Using email is a wonderful way to conduct business. I've been using email since its invention in the 90s, and I live on it. There are many advantages - you can correspond with someone without any fear of interrupting them while they're eating, the information is precise when it comes to addresses, appointment dates and times. I could go on and on. If you are a user of email, you know what I mean.

But, unfortunately, there is a feeling when using email that you are putting a message in a bottle and dropping it into the ocean. And emails do get lost. It's just technology, it's not magic. It may end up in someone's junk folder. Or the receiver may have several email address accounts, and not check the account the that you used. Or they may get so many emails that they just don't see it. What to do?

One of my very successful clients, who is so busy that he barely has time to catch his breath during the day, gave me some good advice. Don't send another email asking if they got your last email! Just go back to the message you sent, and click *send again*.

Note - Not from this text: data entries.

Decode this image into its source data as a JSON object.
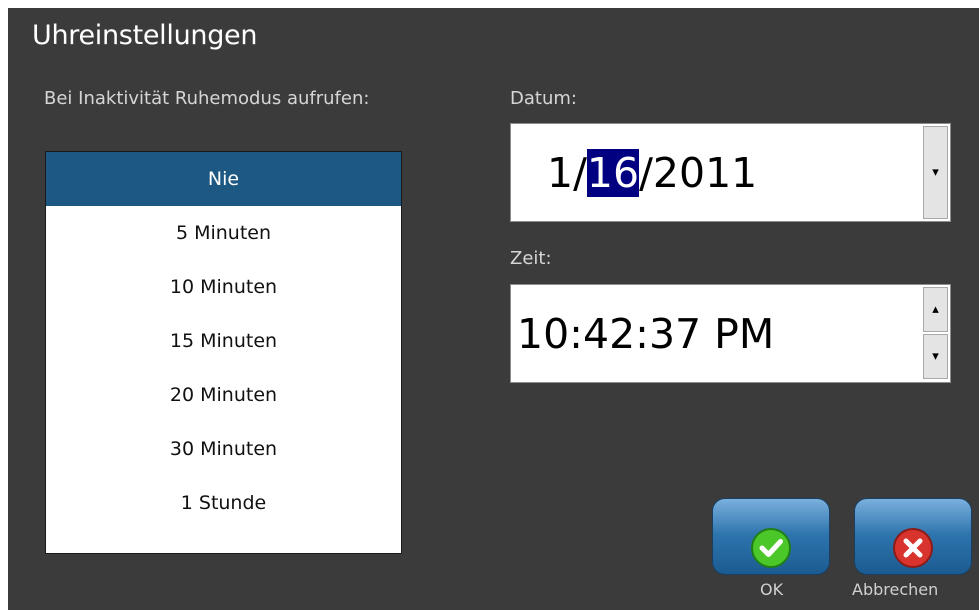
{
  "dialog": {
    "title": "Uhreinstellungen"
  },
  "sleep": {
    "label": "Bei Inaktivität Ruhemodus aufrufen:",
    "options": [
      "Nie",
      "5 Minuten",
      "10 Minuten",
      "15 Minuten",
      "20 Minuten",
      "30 Minuten",
      "1 Stunde"
    ],
    "selected": "Nie"
  },
  "date": {
    "label": "Datum:",
    "month": "1",
    "day": "16",
    "year": "2011",
    "separator": "/"
  },
  "time": {
    "label": "Zeit:",
    "value": "10:42:37 PM"
  },
  "buttons": {
    "ok": "OK",
    "cancel": "Abbrechen"
  },
  "icons": {
    "date_dropdown": "dropdown-arrow-icon",
    "time_increment": "up-arrow-icon",
    "time_decrement": "down-arrow-icon",
    "ok": "checkmark-icon",
    "cancel": "x-icon"
  },
  "colors": {
    "background": "#3b3b3b",
    "selected_item": "#1d5882",
    "date_highlight": "#000080",
    "ok_icon": "#4cc72a",
    "cancel_icon": "#d8342d"
  }
}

Chances are very good that the second, or the third time, that you send the message will be the first time that person sees it. And, no, don't add anything else to the message - such as *I'm sending this message for the third time, you idiot!* because, well, that's the way it will sound. And don't resend it more than once a day.

If after resending the message several times, you should get some response. Usually I find that it's *sorry, I've been busy, but in response to your question...* or similar. If, of course, you never get a response, and you need to communicate to this person, by all means pick up the phone. But this is no time for *did you get my email?* incriminations. If you're upset, angry, or hurt, then wait until your voice doesn't communicate this before you pick up the phone. When you are talking on the phone, you get something that you don't get on an email - immediate confirmation that they person listening has heard you.

Remember that everyone adapts to a new technology when they are ready, and when they see value in it. Over the years I've seen my clients discover how cool email is, and become regular users. In fact, I can remember being happy when people learned to leave a message on my answering machine! I suppose if I lived 100 years ago, I would have been happy if they didn't ride their horse over here!